Build a Cox Regression Model

Let’s say you run a web service like SNS. You want to build a model that predicts how the probability of survival of a user goes down as time goes by, based on which functionality the user used in the first week. We can build such a model as a Cox Regression Model.

In Exploratory, building Cox Regression Model can be done easily with Analytics View, but this time, so that we can make predictions with the model we build here, let’s build Cox Regression model as one of the data wrangling steps.

One row of the data we have here represents one user. time colum represents the length of time between when the user signed up and when the user canceled the service, or the present, if the user never canceled the service. cancel column represents whether the user canceled the service. Other columns represent whether the user used particular feature in her first week of using the service.

Click Add button, and select Build Survival Model (Cox Regression) menu like the following screenshot.

In the dialog, specify the colums for Survival Time, Survival Status, and Predictors.

Click Run button.

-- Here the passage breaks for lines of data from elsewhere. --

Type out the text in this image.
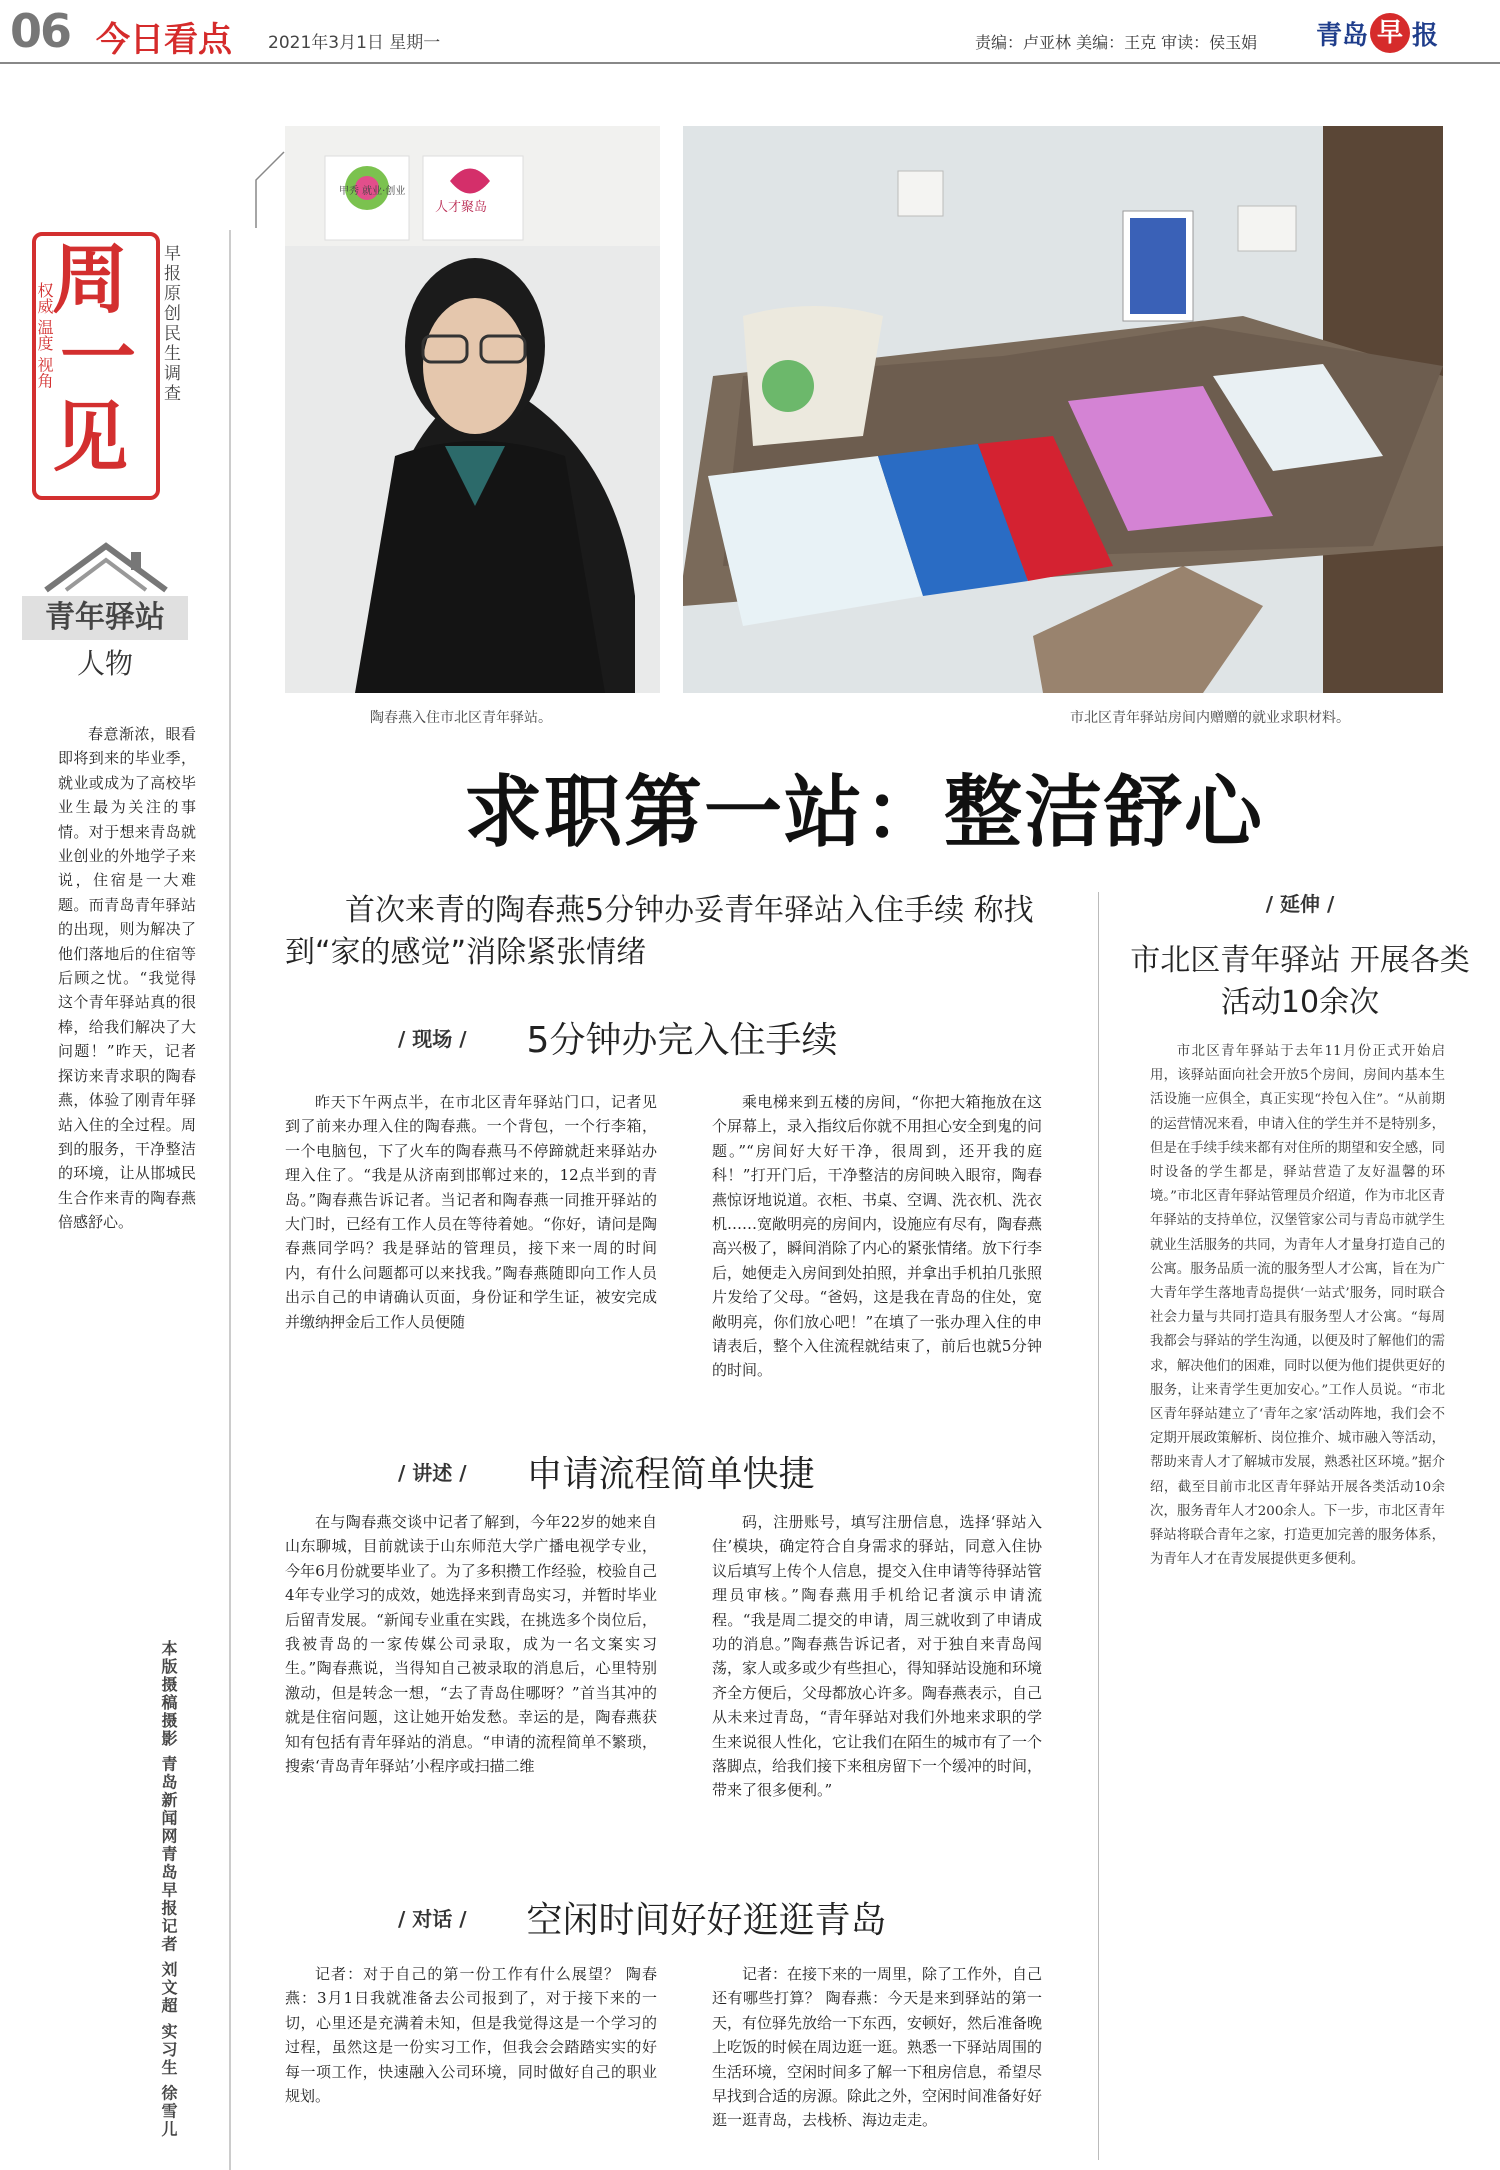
06 今日看点 2021年3月1日 星期一	责编：卢亚林 美编：王克 审读：侯玉娟 青岛 早 报
周
一
见
权威 温度 视角	早报原创民生调查
青年驿站
人物
春意渐浓，眼看即将到来的毕业季，就业或成为了高校毕业生最为关注的事情。对于想来青岛就业创业的外地学子来说，住宿是一大难题。而青岛青年驿站的出现，则为解决了他们落地后的住宿等后顾之忧。“我觉得这个青年驿站真的很棒，给我们解决了大问题！”昨天，记者探访来青求职的陶春燕，体验了刚青年驿站入住的全过程。周到的服务，干净整洁的环境，让从邯城民生合作来青的陶春燕倍感舒心。
本版摄稿摄影 青岛新闻网青岛早报记者 刘文超 实习生 徐雪儿
甲秀 就业·创业
人才聚岛
陶春燕入住市北区青年驿站。	市北区青年驿站房间内赠赠的就业求职材料。
求职第一站：整洁舒心
首次来青的陶春燕5分钟办妥青年驿站入住手续 称找到“家的感觉”消除紧张情绪
/ 现场 / 5分钟办完入住手续
昨天下午两点半，在市北区青年驿站门口，记者见到了前来办理入住的陶春燕。一个背包，一个行李箱，一个电脑包，下了火车的陶春燕马不停蹄就赶来驿站办理入住了。“我是从济南到邯郸过来的，12点半到的青岛。”陶春燕告诉记者。当记者和陶春燕一同推开驿站的大门时，已经有工作人员在等待着她。“你好，请问是陶春燕同学吗？我是驿站的管理员，接下来一周的时间内，有什么问题都可以来找我。”陶春燕随即向工作人员出示自己的申请确认页面，身份证和学生证，被安完成并缴纳押金后工作人员便随
乘电梯来到五楼的房间，“你把大箱拖放在这个屏幕上，录入指纹后你就不用担心安全到鬼的问题。”“房间好大好干净，很周到，还开我的庭科！”打开门后，干净整洁的房间映入眼帘，陶春燕惊讶地说道。衣柜、书桌、空调、洗衣机、洗衣机……宽敞明亮的房间内，设施应有尽有，陶春燕高兴极了，瞬间消除了内心的紧张情绪。放下行李后，她便走入房间到处拍照，并拿出手机拍几张照片发给了父母。“爸妈，这是我在青岛的住处，宽敞明亮，你们放心吧！”在填了一张办理入住的申请表后，整个入住流程就结束了，前后也就5分钟的时间。
/ 讲述 / 申请流程简单快捷
在与陶春燕交谈中记者了解到，今年22岁的她来自山东聊城，目前就读于山东师范大学广播电视学专业，今年6月份就要毕业了。为了多积攒工作经验，校验自己4年专业学习的成效，她选择来到青岛实习，并暂时毕业后留青发展。“新闻专业重在实践，在挑选多个岗位后，我被青岛的一家传媒公司录取，成为一名文案实习生。”陶春燕说，当得知自己被录取的消息后，心里特别激动，但是转念一想，“去了青岛住哪呀？”首当其冲的就是住宿问题，这让她开始发愁。幸运的是，陶春燕获知有包括有青年驿站的消息。“申请的流程简单不繁琐，搜索‘青岛青年驿站’小程序或扫描二维
码，注册账号，填写注册信息，选择‘驿站入住’模块，确定符合自身需求的驿站，同意入住协议后填写上传个人信息，提交入住申请等待驿站管理员审核。”陶春燕用手机给记者演示申请流程。“我是周二提交的申请，周三就收到了申请成功的消息。”陶春燕告诉记者，对于独自来青岛闯荡，家人或多或少有些担心，得知驿站设施和环境齐全方便后，父母都放心许多。陶春燕表示，自己从未来过青岛，“青年驿站对我们外地来求职的学生来说很人性化，它让我们在陌生的城市有了一个落脚点，给我们接下来租房留下一个缓冲的时间，带来了很多便利。”
/ 对话 / 空闲时间好好逛逛青岛
记者：对于自己的第一份工作有什么展望？ 陶春燕：3月1日我就准备去公司报到了，对于接下来的一切，心里还是充满着未知，但是我觉得这是一个学习的过程，虽然这是一份实习工作，但我会会踏踏实实的好每一项工作，快速融入公司环境，同时做好自己的职业规划。
记者：在接下来的一周里，除了工作外，自己还有哪些打算？ 陶春燕：今天是来到驿站的第一天，有位驿先放给一下东西，安顿好，然后准备晚上吃饭的时候在周边逛一逛。熟悉一下驿站周围的生活环境，空闲时间多了解一下租房信息，希望尽早找到合适的房源。除此之外，空闲时间准备好好逛一逛青岛，去栈桥、海边走走。
/ 延伸 /
市北区青年驿站 开展各类活动10余次
市北区青年驿站于去年11月份正式开始启用，该驿站面向社会开放5个房间，房间内基本生活设施一应俱全，真正实现“拎包入住”。“从前期的运营情况来看，申请入住的学生并不是特别多，但是在手续手续来都有对住所的期望和安全感，同时设备的学生都是，驿站营造了友好温馨的环境。”市北区青年驿站管理员介绍道，作为市北区青年驿站的支持单位，汉堡管家公司与青岛市就学生就业生活服务的共同，为青年人才量身打造自己的公寓。服务品质一流的服务型人才公寓，旨在为广大青年学生落地青岛提供‘一站式’服务，同时联合社会力量与共同打造具有服务型人才公寓。“每周我都会与驿站的学生沟通，以便及时了解他们的需求，解决他们的困难，同时以便为他们提供更好的服务，让来青学生更加安心。”工作人员说。“市北区青年驿站建立了‘青年之家’活动阵地，我们会不定期开展政策解析、岗位推介、城市融入等活动，帮助来青人才了解城市发展，熟悉社区环境。”据介绍，截至目前市北区青年驿站开展各类活动10余次，服务青年人才200余人。下一步，市北区青年驿站将联合青年之家，打造更加完善的服务体系，为青年人才在青发展提供更多便利。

The model is built and the summary of the model is displayed like the following screenshot.

Predict with the Cox Regression Model

Let’s predict the probability for each user in the data to cancel within certain length of time.

In Exploratory, you can automatically split the data into training data, which you use to build the model, and test data, which you use to check how well the resulting model can predict, and you can run prediction with the model for both portion of the data.

In real application, you may want to feed new data to the model you built on past data as training data, to make prediction on new subjects, which are new users in this case.

But this time, for the simplicity, let’s just use whole data for the training of the model, and predict what the model thinks on the probability of those users canceling within 15 weeks, based on the features they used in their first week.

Click Add menu, and select Predict on Training Data menu.

In the dialog, select Status at Specific Time as type of prediction, and specify the time and threshold of the probability.

One row of the resulting data frame represents one user. predicted_probability column has the probability for each user to have the event within the specified length of time, predicted by the model.

predicted_status column is the model’s prediction, which is made by comparing the threshold and the predicted probability. TRUE means the prediction that the event will happen within the specified length of time, and FALSE means it will not.

Once you have the result of prediction as data, you can export this data in various formats, or visualize it in different types of charts. You can also create Note or Dashboard that explains or keeps track of the data with prediction, and share with other members of your team.